Türkiye'ye olan sevgisini AA muhabirine anlatan Eun, Türkiye'ye ilk olarak 1991'de üniversite öğrencisiyken geldiğini ve Türkiye'nin tarihi ve kültürel anlamda paha biçilmez zenginliğe aşık olduğunu kaydetti.

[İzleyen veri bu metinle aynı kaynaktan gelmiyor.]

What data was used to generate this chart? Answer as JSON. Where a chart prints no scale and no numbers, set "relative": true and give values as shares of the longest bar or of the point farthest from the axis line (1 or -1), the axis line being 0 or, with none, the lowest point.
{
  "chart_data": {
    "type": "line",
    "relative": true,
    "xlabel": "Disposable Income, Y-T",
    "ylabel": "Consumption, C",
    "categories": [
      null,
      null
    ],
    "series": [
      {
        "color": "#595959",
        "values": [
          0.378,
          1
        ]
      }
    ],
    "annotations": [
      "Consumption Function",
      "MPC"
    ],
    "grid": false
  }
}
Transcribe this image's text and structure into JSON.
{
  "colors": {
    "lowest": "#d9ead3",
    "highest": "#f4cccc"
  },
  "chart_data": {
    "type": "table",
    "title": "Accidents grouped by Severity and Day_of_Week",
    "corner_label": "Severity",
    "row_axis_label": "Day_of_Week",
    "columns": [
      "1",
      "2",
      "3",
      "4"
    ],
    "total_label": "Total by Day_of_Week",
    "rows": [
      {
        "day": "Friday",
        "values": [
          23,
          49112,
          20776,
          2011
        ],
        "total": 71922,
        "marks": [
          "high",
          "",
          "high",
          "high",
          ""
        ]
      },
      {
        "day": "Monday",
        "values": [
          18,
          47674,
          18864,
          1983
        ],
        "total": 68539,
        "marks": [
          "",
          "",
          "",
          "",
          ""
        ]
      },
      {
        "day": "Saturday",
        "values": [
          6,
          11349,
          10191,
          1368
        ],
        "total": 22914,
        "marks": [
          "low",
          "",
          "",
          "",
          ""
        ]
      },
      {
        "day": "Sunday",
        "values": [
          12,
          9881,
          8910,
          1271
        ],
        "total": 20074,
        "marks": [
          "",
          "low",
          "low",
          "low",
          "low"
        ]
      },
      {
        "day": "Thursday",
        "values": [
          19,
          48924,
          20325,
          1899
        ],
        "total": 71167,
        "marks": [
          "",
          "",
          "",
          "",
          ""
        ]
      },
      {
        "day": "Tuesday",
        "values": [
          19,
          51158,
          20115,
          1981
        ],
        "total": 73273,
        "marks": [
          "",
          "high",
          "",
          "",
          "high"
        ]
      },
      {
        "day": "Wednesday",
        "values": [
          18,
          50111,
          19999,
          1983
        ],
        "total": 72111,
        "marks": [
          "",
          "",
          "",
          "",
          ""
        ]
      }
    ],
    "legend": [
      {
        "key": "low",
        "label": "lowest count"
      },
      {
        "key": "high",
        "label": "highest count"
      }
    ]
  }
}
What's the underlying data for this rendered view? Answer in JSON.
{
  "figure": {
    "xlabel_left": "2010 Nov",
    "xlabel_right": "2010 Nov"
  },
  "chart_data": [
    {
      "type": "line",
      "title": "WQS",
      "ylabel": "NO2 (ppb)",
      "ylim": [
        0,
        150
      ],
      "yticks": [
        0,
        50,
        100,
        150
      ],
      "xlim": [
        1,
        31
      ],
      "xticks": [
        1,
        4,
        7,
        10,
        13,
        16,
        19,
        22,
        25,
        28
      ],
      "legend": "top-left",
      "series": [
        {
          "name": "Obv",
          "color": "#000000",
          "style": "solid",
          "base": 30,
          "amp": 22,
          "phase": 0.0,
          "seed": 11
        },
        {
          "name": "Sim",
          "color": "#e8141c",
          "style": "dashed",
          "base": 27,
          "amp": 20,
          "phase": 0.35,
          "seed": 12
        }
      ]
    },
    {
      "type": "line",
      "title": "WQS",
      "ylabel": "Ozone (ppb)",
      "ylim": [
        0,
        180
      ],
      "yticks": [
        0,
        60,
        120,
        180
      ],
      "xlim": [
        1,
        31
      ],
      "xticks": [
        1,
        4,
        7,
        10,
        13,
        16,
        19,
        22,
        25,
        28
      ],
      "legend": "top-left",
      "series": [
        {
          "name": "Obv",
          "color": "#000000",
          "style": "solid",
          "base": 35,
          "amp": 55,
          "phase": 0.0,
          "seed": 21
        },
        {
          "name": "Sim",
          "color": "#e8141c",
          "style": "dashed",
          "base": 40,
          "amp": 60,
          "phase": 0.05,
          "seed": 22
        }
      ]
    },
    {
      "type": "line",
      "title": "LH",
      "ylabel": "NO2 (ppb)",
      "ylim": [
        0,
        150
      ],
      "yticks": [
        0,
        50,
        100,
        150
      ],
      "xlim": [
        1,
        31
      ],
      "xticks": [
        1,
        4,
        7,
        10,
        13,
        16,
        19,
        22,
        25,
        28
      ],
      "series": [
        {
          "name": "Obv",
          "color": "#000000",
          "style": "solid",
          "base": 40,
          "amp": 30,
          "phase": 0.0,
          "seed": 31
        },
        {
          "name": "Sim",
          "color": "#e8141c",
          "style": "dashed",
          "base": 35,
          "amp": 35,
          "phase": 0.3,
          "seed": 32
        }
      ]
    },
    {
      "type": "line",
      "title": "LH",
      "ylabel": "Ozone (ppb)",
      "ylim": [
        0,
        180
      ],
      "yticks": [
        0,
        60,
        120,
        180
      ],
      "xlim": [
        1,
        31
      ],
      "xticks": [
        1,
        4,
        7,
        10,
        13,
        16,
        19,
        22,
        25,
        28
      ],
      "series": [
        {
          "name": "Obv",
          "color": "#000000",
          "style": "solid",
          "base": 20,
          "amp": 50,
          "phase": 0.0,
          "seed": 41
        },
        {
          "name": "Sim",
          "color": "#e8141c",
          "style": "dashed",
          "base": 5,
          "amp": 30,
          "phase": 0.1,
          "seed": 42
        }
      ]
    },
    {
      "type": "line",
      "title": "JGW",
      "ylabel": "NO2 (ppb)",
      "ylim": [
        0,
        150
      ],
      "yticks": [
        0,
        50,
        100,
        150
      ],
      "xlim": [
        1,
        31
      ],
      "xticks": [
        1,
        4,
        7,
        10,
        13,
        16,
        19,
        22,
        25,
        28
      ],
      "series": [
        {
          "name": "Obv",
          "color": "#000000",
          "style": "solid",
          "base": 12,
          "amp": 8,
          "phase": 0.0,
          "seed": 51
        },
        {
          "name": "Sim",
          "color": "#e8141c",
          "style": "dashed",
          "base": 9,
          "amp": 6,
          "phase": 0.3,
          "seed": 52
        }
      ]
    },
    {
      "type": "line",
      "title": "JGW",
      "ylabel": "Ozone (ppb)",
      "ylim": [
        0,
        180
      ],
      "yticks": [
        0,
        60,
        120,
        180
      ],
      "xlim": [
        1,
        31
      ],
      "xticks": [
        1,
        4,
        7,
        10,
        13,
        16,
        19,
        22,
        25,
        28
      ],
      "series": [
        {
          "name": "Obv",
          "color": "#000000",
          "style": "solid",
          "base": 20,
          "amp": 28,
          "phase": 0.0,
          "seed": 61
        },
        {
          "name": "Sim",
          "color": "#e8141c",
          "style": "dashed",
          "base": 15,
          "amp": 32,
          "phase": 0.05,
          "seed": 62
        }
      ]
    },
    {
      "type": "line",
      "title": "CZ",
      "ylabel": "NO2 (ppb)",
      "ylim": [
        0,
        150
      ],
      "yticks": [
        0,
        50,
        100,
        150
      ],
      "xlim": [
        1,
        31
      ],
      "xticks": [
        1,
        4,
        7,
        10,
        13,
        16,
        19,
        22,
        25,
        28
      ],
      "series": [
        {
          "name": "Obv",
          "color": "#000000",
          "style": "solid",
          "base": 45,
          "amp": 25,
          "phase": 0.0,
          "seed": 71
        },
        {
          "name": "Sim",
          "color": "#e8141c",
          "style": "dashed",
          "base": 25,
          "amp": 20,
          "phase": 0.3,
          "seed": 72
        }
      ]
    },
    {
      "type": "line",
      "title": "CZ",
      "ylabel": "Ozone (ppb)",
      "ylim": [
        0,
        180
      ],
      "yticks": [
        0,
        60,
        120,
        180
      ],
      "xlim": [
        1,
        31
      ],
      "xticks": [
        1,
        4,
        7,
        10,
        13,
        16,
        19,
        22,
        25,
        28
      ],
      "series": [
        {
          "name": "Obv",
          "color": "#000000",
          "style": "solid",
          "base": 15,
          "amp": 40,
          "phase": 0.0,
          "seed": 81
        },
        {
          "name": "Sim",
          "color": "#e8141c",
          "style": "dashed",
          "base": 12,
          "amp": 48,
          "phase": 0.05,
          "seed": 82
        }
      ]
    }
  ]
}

Harran, Kapadokya, Efes, Akdeniz ve Karadeniz'e hayran kaldığını dile getiren Eun, evlenirken eşine, "Tek şartım var, balayı için Türkiye'ye gidelim" dediğini, 1996'da eşiyle balayına Türkiye'ye gelip 2,5 ay kaldıklarını, bir ay Türkçe kursu aldıklarını ve 1,5 ay ise Türkiye'nin çeşitli yerlerini ziyaret ettiklerini kaydetti.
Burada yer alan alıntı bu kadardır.